11 Risks and mitigations

11.1 Hardware failure

The DGX Station is a single point of failure. Mitigation: NVIDIA offers enterprise support contracts through partners like XENON; budget $10,000–$20,000/year for NBD replacement coverage. Alternatively, the collective falls back to cloud inference during downtime—if our workflows are built on NIM, the failover is seamless.

11.2 Model obsolescence

A model that’s frontier-class today won’t be in 18 months. Mitigation: the hardware itself doesn’t become obsolete—it can run whatever future models fit in its memory. The 784 GB unified memory is generous enough that it will remain relevant through several generations of open-weight models.

11.3 Network reliability

Australian residential broadband—especially older HFC and FTTN NBN connections—is not reliable enough for a production service. Multiple brief outages per day are common, and asymmetric upload speeds (often 20–40 Mbps) limit remote access quality. Token generation bandwidth is modest (a few KB/s per user), so throughput isn’t the problem; connection stability is.

Mitigation options, in ascending order of cost and reliability:

  • Residential NBN + 5G failover: ~$150/month total. Handles most brief outages automatically via a dual-WAN router. Good enough for a tolerant collective.
  • Business-grade NBN (e.g. ABB Business or Superloop Business): ~$150–$250/month. Better SLA, static IP, priority fault response. Still on shared infrastructure.
  • Quarter-rack colocation: ~$500–$1,000/month at a facility like Equinix SY1–SY5 or NEXTDC S2. Redundant fibre, generator backup, physical security. Loses the “under a desk” community feel but gains genuine uptime.

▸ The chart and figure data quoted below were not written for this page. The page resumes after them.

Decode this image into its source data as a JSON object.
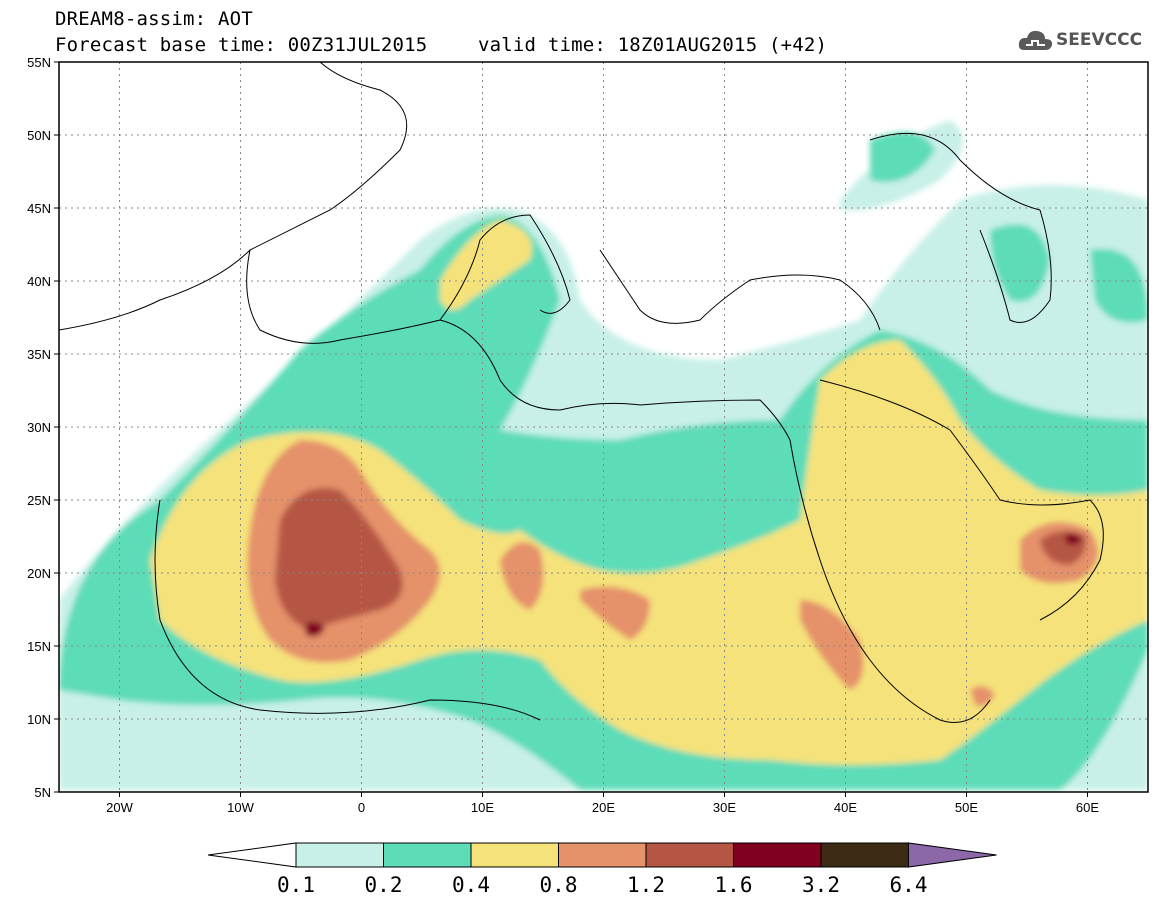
{
  "header": {
    "title": "DREAM8-assim: AOT",
    "base_time": "Forecast base time: 00Z31JUL2015",
    "valid_time": "valid time: 18Z01AUG2015 (+42)"
  },
  "logo": {
    "text": "SEEVCCC",
    "icon": "cloud-icon"
  },
  "map": {
    "projection": "lat-lon",
    "lon_range": [
      -25,
      65
    ],
    "lat_range": [
      5,
      55
    ],
    "lat_labels": [
      "55N",
      "50N",
      "45N",
      "40N",
      "35N",
      "30N",
      "25N",
      "20N",
      "15N",
      "10N",
      "5N"
    ],
    "lon_labels": [
      "20W",
      "10W",
      "0",
      "10E",
      "20E",
      "30E",
      "40E",
      "50E",
      "60E"
    ],
    "gridlines": "dotted",
    "field": "AOT"
  },
  "colorbar": {
    "labels": [
      "0.1",
      "0.2",
      "0.4",
      "0.8",
      "1.2",
      "1.6",
      "3.2",
      "6.4"
    ],
    "colors": [
      "#c8f0e8",
      "#5ddcb8",
      "#f5e27a",
      "#e5916a",
      "#b55645",
      "#800020",
      "#3d2a14",
      "#8c68a8"
    ],
    "under_color": "#ffffff",
    "over_color": "#8c68a8"
  }
}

The right choice depends on how many members access the machine remotely versus on the local network, and how tolerant the collective is of occasional downtime during agentic workflows.

11.4 Operational complexity

Someone needs to administer this. Mitigation: NIM reduces operational overhead to “run a Docker container.” Updates are pulled from NGC. Access control can be managed through standard reverse proxy setups (nginx + Oauth2). This is weekend-sysadmin-level complexity, not full-time-ops-team complexity.

12 Next steps

If we’re interested in forming or joining a compute collective, the immediate actions are:

  1. Gauge interest: find 10–20 people who would commit to ~$150/month for sovereign AI access
  2. Run a cloud pilot: $200 buys a weekend of testing on rented GPUs
  3. Choose a legal structure: an incorporated association is probably the lightest-weight option in Australia
  4. Order hardware: current lead times for DGX Station are “months, not weeks”—starting the order process early is important
  5. Document everything: the playbook we write becomes the replication kit for the next collective

The companion post makes the case for why. This post, I hope, makes the case that it’s how.